Hepsi de sahih rivayetler olduğuna göre, çoğunluğu teşkil eden “sahabe dışındaki insanlar”ı konunun merkezine almak, “sahabe” kelimesinin geçtiği rivayeti ravinin bir nevi yorumu (geneli tahsis etme yorumu) olarak değerlendirmek en doğru bir değerlendirme olur. Çünkü, Kur’an’da ve sahih hadislerde genel olarak övgüye mazhar olan sahabelerin durumu buna en müsaittir.

b) Bu hadis rivayetini nazara alarak sahabeden bazı kimseleri ismen mürted saymak mümkün değildir. Çünkü, hiç bir rivayette herhangi bir kimsenin ismi geçmemektedir. Örneğin, mürtet olanların listesine “Hz. Ebu Bekir ve Hz. Ömer’i almak” bunun yerine “Hz. Ali’yi liste dışında tutmak” tamamen gayr-ı ilmi ve gayr-ı ciddi bir yaklaşımdır.

Bize göre, aşere-i mübeşşereden olan dört halifenin ve Kur’an’da övgüyle bahsedilen Ensar ve Muhacirlerden hiç birinin ismini vermek mümkün değildir.
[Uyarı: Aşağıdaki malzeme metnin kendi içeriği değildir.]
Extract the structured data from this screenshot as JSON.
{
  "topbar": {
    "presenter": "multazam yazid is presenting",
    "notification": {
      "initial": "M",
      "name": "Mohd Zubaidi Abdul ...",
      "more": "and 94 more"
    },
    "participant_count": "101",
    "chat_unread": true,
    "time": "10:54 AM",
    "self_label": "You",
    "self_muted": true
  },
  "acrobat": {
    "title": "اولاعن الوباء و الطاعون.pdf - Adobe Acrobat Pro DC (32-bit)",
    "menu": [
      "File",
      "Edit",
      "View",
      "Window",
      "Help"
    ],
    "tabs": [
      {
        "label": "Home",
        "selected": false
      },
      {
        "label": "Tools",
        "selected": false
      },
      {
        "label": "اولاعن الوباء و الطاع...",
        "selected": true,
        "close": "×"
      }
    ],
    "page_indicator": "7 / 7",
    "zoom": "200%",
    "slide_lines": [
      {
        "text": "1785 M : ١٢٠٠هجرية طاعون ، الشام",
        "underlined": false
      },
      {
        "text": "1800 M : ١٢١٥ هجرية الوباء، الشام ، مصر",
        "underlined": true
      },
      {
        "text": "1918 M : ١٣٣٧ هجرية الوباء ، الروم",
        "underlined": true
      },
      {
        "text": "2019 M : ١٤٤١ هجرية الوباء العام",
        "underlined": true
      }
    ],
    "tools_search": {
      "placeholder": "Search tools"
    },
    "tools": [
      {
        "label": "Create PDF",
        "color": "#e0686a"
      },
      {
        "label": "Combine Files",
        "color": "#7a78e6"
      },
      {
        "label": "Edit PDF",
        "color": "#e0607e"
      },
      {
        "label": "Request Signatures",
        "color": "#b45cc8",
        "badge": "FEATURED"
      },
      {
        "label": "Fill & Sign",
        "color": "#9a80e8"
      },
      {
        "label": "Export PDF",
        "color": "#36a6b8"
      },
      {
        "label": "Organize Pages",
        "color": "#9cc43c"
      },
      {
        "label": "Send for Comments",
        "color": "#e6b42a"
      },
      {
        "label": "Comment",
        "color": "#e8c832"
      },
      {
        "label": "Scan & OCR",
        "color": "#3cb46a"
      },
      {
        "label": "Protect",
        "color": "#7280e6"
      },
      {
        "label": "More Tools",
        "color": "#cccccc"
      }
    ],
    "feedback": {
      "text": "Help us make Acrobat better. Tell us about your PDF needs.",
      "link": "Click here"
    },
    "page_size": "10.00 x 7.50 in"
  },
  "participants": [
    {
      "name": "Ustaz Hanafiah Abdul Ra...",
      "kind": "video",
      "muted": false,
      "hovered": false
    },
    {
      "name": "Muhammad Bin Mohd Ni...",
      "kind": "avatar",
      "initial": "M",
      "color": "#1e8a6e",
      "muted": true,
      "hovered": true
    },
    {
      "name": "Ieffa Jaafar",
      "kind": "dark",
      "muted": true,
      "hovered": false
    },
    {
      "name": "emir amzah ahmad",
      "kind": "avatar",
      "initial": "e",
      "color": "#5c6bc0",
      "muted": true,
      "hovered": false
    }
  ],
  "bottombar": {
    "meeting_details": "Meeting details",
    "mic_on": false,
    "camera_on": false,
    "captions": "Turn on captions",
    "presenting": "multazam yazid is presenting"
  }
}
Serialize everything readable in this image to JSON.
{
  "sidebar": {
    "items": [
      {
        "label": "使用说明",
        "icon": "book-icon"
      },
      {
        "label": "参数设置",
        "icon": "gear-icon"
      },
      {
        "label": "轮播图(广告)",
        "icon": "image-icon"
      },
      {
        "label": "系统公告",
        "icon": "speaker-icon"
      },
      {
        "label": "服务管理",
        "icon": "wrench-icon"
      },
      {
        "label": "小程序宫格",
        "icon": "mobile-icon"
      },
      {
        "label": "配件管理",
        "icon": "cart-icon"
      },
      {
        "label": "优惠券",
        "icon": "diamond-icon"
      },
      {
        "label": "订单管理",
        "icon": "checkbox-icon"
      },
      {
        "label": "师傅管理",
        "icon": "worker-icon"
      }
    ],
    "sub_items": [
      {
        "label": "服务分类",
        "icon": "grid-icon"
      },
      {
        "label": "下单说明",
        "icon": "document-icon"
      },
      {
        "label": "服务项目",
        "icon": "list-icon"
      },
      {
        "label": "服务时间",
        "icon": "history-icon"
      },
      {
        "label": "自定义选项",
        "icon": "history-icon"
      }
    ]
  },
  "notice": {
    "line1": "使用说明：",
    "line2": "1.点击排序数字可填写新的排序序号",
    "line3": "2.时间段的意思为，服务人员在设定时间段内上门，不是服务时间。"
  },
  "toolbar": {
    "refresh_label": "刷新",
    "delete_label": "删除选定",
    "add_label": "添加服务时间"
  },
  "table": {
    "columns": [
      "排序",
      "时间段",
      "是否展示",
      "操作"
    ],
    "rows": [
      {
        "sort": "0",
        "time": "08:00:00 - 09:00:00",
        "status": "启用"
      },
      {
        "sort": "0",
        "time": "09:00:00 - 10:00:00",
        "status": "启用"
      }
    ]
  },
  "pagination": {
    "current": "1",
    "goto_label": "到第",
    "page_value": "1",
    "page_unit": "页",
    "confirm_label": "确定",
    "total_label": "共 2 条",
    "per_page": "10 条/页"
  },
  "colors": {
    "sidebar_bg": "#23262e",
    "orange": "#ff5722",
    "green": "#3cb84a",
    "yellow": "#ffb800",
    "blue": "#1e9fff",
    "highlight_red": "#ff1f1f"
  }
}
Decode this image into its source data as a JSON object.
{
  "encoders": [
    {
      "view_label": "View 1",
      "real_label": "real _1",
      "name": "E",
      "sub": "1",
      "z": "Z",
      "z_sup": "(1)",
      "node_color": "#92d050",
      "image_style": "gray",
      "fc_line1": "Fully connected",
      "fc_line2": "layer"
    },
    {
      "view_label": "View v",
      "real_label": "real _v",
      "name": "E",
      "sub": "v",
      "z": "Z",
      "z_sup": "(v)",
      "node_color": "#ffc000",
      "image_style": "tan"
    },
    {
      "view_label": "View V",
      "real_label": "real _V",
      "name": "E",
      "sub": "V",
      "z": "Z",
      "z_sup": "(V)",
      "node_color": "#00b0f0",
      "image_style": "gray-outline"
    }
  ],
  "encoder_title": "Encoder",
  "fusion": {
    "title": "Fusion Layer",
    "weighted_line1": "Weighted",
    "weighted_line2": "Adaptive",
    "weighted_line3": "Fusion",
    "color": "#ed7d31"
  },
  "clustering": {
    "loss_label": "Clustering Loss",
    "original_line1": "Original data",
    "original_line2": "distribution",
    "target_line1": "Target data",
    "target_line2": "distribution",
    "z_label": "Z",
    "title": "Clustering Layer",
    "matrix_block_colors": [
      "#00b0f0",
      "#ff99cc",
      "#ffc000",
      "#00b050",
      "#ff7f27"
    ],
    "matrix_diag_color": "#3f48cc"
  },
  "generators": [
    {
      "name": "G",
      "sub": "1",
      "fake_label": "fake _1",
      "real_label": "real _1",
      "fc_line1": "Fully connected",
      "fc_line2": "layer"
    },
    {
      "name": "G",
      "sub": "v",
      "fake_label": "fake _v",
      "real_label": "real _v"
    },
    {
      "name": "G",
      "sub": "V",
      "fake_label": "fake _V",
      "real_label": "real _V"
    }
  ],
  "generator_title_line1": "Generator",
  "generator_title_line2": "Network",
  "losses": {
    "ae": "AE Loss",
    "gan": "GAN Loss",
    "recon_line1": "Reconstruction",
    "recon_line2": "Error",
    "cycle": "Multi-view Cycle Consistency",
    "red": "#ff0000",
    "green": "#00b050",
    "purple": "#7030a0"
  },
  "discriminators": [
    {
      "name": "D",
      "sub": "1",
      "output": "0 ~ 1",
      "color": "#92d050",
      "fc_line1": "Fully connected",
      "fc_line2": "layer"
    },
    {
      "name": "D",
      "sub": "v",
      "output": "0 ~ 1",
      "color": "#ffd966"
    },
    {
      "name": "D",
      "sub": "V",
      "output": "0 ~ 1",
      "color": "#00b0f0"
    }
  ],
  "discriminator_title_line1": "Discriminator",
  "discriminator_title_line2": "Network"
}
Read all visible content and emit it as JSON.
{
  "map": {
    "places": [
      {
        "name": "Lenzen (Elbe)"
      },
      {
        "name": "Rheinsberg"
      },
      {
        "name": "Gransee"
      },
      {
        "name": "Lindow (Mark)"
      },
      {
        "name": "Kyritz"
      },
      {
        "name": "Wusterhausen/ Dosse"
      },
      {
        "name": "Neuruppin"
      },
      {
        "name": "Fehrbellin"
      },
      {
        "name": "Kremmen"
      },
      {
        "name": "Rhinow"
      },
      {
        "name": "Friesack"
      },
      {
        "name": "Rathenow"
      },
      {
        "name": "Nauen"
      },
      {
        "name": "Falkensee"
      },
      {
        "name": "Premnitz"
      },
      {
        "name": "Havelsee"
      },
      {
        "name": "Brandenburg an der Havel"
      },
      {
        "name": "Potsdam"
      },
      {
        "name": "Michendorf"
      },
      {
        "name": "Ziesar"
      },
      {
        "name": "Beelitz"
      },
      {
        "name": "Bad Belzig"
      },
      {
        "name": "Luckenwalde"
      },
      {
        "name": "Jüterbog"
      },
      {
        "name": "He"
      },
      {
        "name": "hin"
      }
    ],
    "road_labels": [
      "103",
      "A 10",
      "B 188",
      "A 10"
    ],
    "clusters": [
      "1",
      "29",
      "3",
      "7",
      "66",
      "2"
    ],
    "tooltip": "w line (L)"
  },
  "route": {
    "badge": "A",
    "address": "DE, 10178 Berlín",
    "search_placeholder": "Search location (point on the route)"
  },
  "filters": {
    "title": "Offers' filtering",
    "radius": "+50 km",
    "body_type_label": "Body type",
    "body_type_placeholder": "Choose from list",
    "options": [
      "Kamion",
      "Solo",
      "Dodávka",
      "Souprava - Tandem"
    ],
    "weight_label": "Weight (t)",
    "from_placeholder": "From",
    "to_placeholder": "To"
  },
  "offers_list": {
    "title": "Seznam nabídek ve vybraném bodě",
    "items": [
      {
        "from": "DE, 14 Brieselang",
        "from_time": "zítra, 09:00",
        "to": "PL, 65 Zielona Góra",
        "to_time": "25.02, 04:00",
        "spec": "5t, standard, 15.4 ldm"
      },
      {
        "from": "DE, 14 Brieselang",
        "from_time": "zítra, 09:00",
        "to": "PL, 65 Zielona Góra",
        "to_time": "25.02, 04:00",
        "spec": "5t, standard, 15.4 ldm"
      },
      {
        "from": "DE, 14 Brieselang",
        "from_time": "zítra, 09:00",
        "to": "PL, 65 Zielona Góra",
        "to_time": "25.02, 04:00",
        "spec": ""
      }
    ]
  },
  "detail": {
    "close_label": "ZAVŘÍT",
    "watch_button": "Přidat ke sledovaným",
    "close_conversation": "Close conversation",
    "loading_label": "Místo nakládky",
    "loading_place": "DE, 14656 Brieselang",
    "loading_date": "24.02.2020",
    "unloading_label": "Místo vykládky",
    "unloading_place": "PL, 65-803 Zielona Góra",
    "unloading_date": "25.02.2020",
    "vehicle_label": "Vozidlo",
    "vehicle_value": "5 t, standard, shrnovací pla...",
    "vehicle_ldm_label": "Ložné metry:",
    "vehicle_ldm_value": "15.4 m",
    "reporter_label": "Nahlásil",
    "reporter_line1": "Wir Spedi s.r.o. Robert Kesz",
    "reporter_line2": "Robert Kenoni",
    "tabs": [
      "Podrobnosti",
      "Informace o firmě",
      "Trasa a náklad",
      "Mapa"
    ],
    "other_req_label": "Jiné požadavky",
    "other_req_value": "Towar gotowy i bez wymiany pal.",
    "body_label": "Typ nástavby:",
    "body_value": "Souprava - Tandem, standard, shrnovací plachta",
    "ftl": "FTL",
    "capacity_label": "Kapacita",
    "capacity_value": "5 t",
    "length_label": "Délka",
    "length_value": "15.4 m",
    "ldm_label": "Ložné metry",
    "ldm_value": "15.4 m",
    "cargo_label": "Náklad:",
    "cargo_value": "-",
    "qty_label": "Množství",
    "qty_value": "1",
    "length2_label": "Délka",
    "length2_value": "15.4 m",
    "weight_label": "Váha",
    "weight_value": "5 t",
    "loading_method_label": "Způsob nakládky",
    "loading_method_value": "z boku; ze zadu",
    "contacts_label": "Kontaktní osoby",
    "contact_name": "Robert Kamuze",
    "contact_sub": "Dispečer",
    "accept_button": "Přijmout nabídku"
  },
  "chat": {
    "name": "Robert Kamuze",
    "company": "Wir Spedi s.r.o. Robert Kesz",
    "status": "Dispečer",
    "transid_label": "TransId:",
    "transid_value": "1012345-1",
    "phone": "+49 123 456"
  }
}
c) Şiadan bir kısım aşırı Rafizilerin bu hadise dayanarak, Hz. Ali, Hz. Mikdad, Hz. Ammar, Hz. Selman, Hz. Ebu Zer gibi dört-beş kişi dışında bütün sahabilerin mürted olduklarını söylemeleri, cidden büyük bir hatadır. Hz. Peygamber bu konuda hiç bir sim vermezken, bunların dört-beş kişi dışında bütün sahabeleri mürtet saymaları, onların ne kadar garazkâr ve bu garazkârlık yüzünden Allah’a ve Resulüne iftira etmekten çekinmediklerini göstermektedir. Evet bu bir iftiradır, çünkü Allah ve Resulünün listede isimlerin yazmadığı kimselerin isimlerini yazmak, kendilerini Allah ve Resulü yerine koymak ve ona göre hüküm vermek manasına gelir.

d) Hadis’te “mürted olanlar” “raht” kelimesiyle bildirilmiştir. “Raht” kelimesi, Arapçada “üçden ona kadar”/en fazla on kişiyi ifade eder. Demek ki, bu hadisin yalnız bir rivayetinde yer alan “sahabelerden” bazıların mürted olduklarını kabul etsek bile, bunların sayısını Arapça olan hadis lisanında ondan fazla kimseye teşmil edemeyiz. Yoksa müfteri durumuna düşeriz.

e) Tarihin bildirdiği bir gerçek de şudur ki, Hz. Peygamber (asm)'in vefatından sonra Arap kabilelerinden bazıları mürted olmuştur. İlk halife Hz. Ebu Bekir onlara karşı cihad etmiş ve onları hizaya getirmiştir.

Buhari’nin bir rivayetinde mürted olduğu bildirilen “bir zümre”den maksat bunların olma ihtimali çok kuvvetlidir. Bunlar genel olarak sahabe unvanını almamakla beraber, yine de içinde bu unvanı almış beş-on kişinin olması da muhtemeldir. İlgili hadisi bu olaya yorumlamanın ne bilgi bakımından ne de Arapça ifade bakımından hiçbir sakınca teşkil etmez. Böyle daha güzel bir yorum yapma imkânı varken, sırf Hz. Ali takımını tutma adına Kur’an ve sünnette övülen sahabeye teşmil etmenin ne manası var?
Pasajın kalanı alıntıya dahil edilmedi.